##日期
DATE <- c("324", "325", "326", "327", "328", "329", "330", "331", "401", "402", "403", "404", "405", "406", "407", "408", "409", "410", "411", "412")
##本土案例數
Domestic <- c(15, 14, 21, 83, 34, 33, 56, 87, 104, 160, 183, 133, 216, 281, 382, 384, 442, 431, 439, 551)
##境外移入數
Oversea <- c(124, 122, 82, 120, 93, 63, 107, 152, 132, 244, 97, 142, 65, 78, 149, 123, 136, 144, 191, 112)
#高雄本土確診個案數
Kaohsiung <- c(13, 0, 4, 2, 2, 4, 1, 4, 2, 9, 1, 0, 9, 37, 59, 58, 38, 26, 29, 61)
##create a dataframe
cvdta <- data.frame(DATE, Domestic, Oversea, Kaohsiung)

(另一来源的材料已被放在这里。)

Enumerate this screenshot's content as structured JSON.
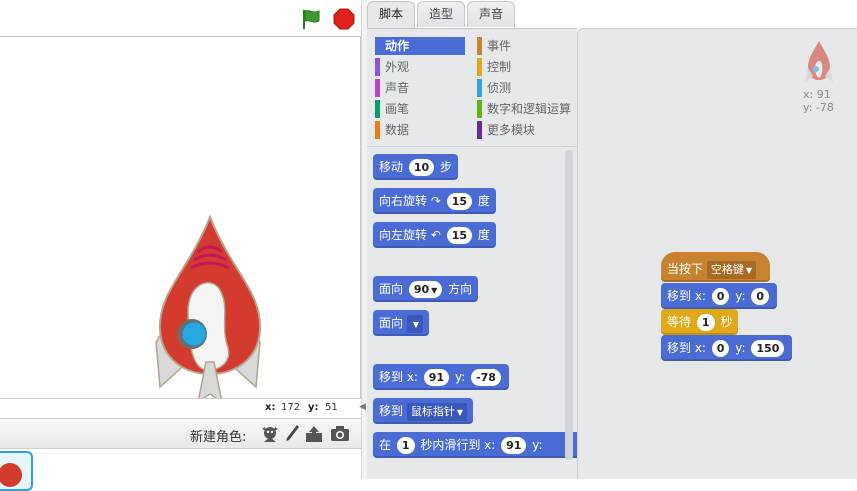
{
  "stage": {
    "mouse_x_label": "x:",
    "mouse_x": "172",
    "mouse_y_label": "y:",
    "mouse_y": "51"
  },
  "sprites": {
    "new_sprite_label": "新建角色:"
  },
  "tabs": [
    {
      "label": "脚本"
    },
    {
      "label": "造型"
    },
    {
      "label": "声音"
    }
  ],
  "categories": [
    {
      "label": "动作",
      "color": "#4a6cd4"
    },
    {
      "label": "外观",
      "color": "#8a55d7"
    },
    {
      "label": "声音",
      "color": "#bb42c3"
    },
    {
      "label": "画笔",
      "color": "#0e9a6c"
    },
    {
      "label": "数据",
      "color": "#ee7d16"
    },
    {
      "label": "事件",
      "color": "#c88330"
    },
    {
      "label": "控制",
      "color": "#e1a91a"
    },
    {
      "label": "侦测",
      "color": "#2ca5e2"
    },
    {
      "label": "数字和逻辑运算",
      "color": "#5cb712"
    },
    {
      "label": "更多模块",
      "color": "#632d99"
    }
  ],
  "palette": {
    "move": {
      "text": "移动",
      "value": "10",
      "suffix": "步"
    },
    "turn_right": {
      "text": "向右旋转",
      "value": "15",
      "suffix": "度"
    },
    "turn_left": {
      "text": "向左旋转",
      "value": "15",
      "suffix": "度"
    },
    "point_dir": {
      "text": "面向",
      "value": "90",
      "suffix": "方向"
    },
    "point_towards": {
      "text": "面向"
    },
    "goto_xy": {
      "text": "移到 x:",
      "x": "91",
      "ylabel": "y:",
      "y": "-78"
    },
    "goto": {
      "text": "移到",
      "value": "鼠标指针"
    },
    "glide": {
      "text": "在",
      "secs": "1",
      "mid": "秒内滑行到 x:",
      "x": "91",
      "ylabel": "y:"
    }
  },
  "script": {
    "hat": {
      "text": "当按下",
      "key": "空格键"
    },
    "goto1": {
      "text": "移到 x:",
      "x": "0",
      "ylabel": "y:",
      "y": "0"
    },
    "wait": {
      "text": "等待",
      "value": "1",
      "suffix": "秒"
    },
    "goto2": {
      "text": "移到 x:",
      "x": "0",
      "ylabel": "y:",
      "y": "150"
    }
  },
  "sprite_info": {
    "x": "x: 91",
    "y": "y: -78"
  },
  "colors": {
    "motion": "#4a6cd4",
    "events": "#c88330",
    "control": "#e1a91a",
    "flag": "#3d9a2c",
    "stop": "#e0201d"
  },
  "icons": [
    "green-flag-icon",
    "stop-icon",
    "sprite-library-icon",
    "paint-icon",
    "upload-icon",
    "camera-icon"
  ]
}
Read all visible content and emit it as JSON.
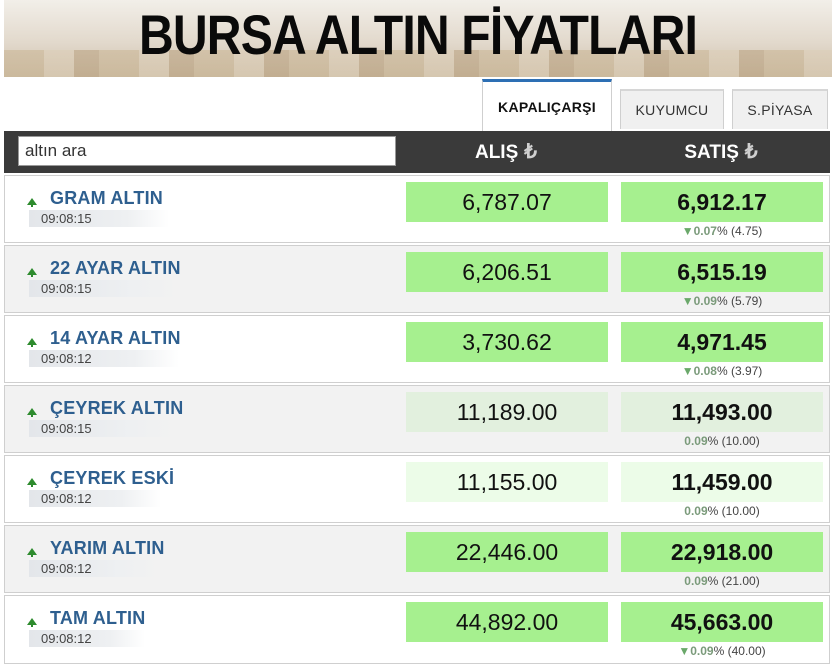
{
  "banner": {
    "title": "BURSA ALTIN FİYATLARI"
  },
  "tabs": [
    {
      "label": "KAPALIÇARŞI",
      "active": true
    },
    {
      "label": "KUYUMCU",
      "active": false
    },
    {
      "label": "S.PİYASA",
      "active": false
    }
  ],
  "search": {
    "value": "altın ara"
  },
  "columns": {
    "buy": "ALIŞ",
    "sell": "SATIŞ",
    "currency_icon": "₺"
  },
  "colors": {
    "header_bg": "#3a3a3a",
    "price_green": "#a6f08f",
    "name_blue": "#2e5f8f",
    "up_arrow": "#2e8b2e"
  },
  "rows": [
    {
      "name": "GRAM ALTIN",
      "time": "09:08:15",
      "buy": "6,787.07",
      "sell": "6,912.17",
      "pct": "0.07",
      "pct_sign": "%",
      "diff": "(4.75)",
      "arrow": "▼"
    },
    {
      "name": "22 AYAR ALTIN",
      "time": "09:08:15",
      "buy": "6,206.51",
      "sell": "6,515.19",
      "pct": "0.09",
      "pct_sign": "%",
      "diff": "(5.79)",
      "arrow": "▼"
    },
    {
      "name": "14 AYAR ALTIN",
      "time": "09:08:12",
      "buy": "3,730.62",
      "sell": "4,971.45",
      "pct": "0.08",
      "pct_sign": "%",
      "diff": "(3.97)",
      "arrow": "▼"
    },
    {
      "name": "ÇEYREK ALTIN",
      "time": "09:08:15",
      "buy": "11,189.00",
      "sell": "11,493.00",
      "pct": "0.09",
      "pct_sign": "%",
      "diff": "(10.00)",
      "arrow": ""
    },
    {
      "name": "ÇEYREK ESKİ",
      "time": "09:08:12",
      "buy": "11,155.00",
      "sell": "11,459.00",
      "pct": "0.09",
      "pct_sign": "%",
      "diff": "(10.00)",
      "arrow": ""
    },
    {
      "name": "YARIM ALTIN",
      "time": "09:08:12",
      "buy": "22,446.00",
      "sell": "22,918.00",
      "pct": "0.09",
      "pct_sign": "%",
      "diff": "(21.00)",
      "arrow": ""
    },
    {
      "name": "TAM ALTIN",
      "time": "09:08:12",
      "buy": "44,892.00",
      "sell": "45,663.00",
      "pct": "0.09",
      "pct_sign": "%",
      "diff": "(40.00)",
      "arrow": "▼"
    }
  ]
}
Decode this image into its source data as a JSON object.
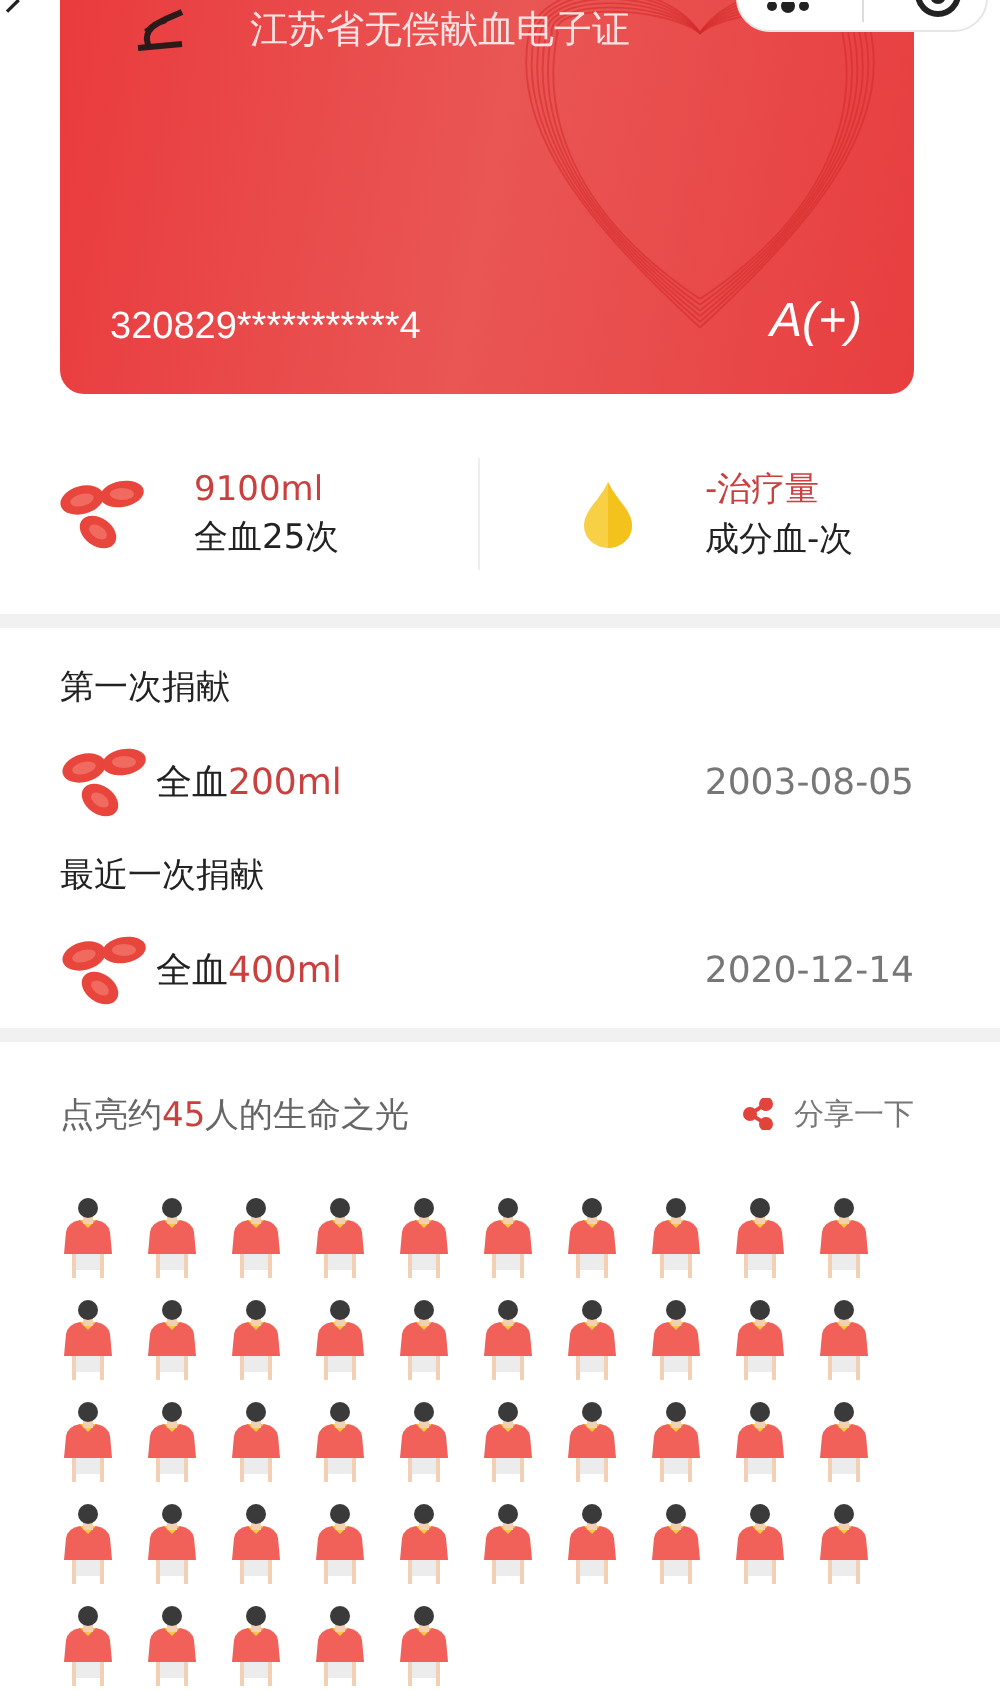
{
  "card": {
    "title": "江苏省无偿献血电子证",
    "id_number": "320829***********4",
    "blood_type": "A(+)"
  },
  "stats": [
    {
      "kind": "whole",
      "amount": "9100ml",
      "label": "全血25次"
    },
    {
      "kind": "component",
      "amount": "-治疗量",
      "label": "成分血-次"
    }
  ],
  "donations": [
    {
      "heading": "第一次捐献",
      "type": "全血",
      "amount": "200ml",
      "date": "2003-08-05"
    },
    {
      "heading": "最近一次捐献",
      "type": "全血",
      "amount": "400ml",
      "date": "2020-12-14"
    }
  ],
  "lives": {
    "headline": "点亮约**45**人的生命之光",
    "share": "分享一下"
  }
}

cvdta$DATE <- as.factor(cvdta$DATE)
scatterplot(Domestic ~ Oversea,
data = cvdta,
smooth = F)
ggplot(aes(x = Oversea, y = Domestic), data = cvdta) +
geom_point() +
geom_smooth(method = lm, se = T) +
theme_bw()
## `geom_smooth()` using formula 'y ~ x'
cvmod <- lm(Domestic ~ Oversea, data = cvdta)
summary(cvmod)
##
## Call:
## lm(formula = Domestic ~ Oversea, data = cvdta)
##
## Residuals:
## Min 1Q Median 3Q Max
## -187.66 -136.95 -97.39 156.82 360.77
##
## Coefficients:
## Estimate Std. Error t value Pr(>|t|)
## (Intercept) 74.210 122.743 0.605 0.553
## Oversea 1.036 0.940 1.102 0.285
##
## Residual standard error: 174.5 on 18 degrees of freedom
## Multiple R-squared: 0.0632, Adjusted R-squared: 0.01115
## F-statistic: 1.214 on 1 and 18 DF, p-value: 0.285
scatterplot(Kaohsiung ~ Domestic,
data = cvdta,
smooth = F)
ggplot(aes(x = Domestic, y = Kaohsiung), data = cvdta) +
geom_point() +
geom_smooth(method = lm, se = T) +
theme_bw()
## `geom_smooth()` using formula 'y ~ x'
cvmod2 <- lm(Kaohsiung ~ Domestic, data = cvdta)
summary(cvmod2)
##
## Call:
## lm(formula = Kaohsiung ~ Domestic, data = cvdta)
##
## Residuals:
## Min 1Q Median 3Q Max
## -16.053 -6.770 -1.640 5.462 22.115
##
## Coefficients:
## Estimate Std. Error t value Pr(>|t|)
## (Intercept) -3.4002 3.9495 -0.861 0.401
## Domestic 0.1055 0.0149 7.077 1.34e-06 ***
## ---
## Signif. codes: 0 '***' 0.001 '**' 0.01 '*' 0.05 '.' 0.1 ' ' 1
##
## Residual standard error: 11.4 on 18 degrees of freedom
## Multiple R-squared: 0.7356, Adjusted R-squared: 0.7209
## F-statistic: 50.08 on 1 and 18 DF, p-value: 1.342e-06
從ggplot和散佈圖來看,海外和本土的灰色地帶較寬,資料相關性較分散,所以相關程度可能較低。 相比之下,高雄本土確診數和本土的資料相關程度較高。
從簡單線性回歸模型的數字來看,海外和本土這一組的R平方為0.0632,高雄本土和本土這一組的R平方為0.7356,後者比前者更接近1,解釋力越強大。此外,前者這一組的P值未達顯著水準,後者這一組的P值<0.001,具有統計上的顯著意義。 於是,海外的確診數無法預測本土的確診數,但本土的確診數可以預測高雄本土的確診數。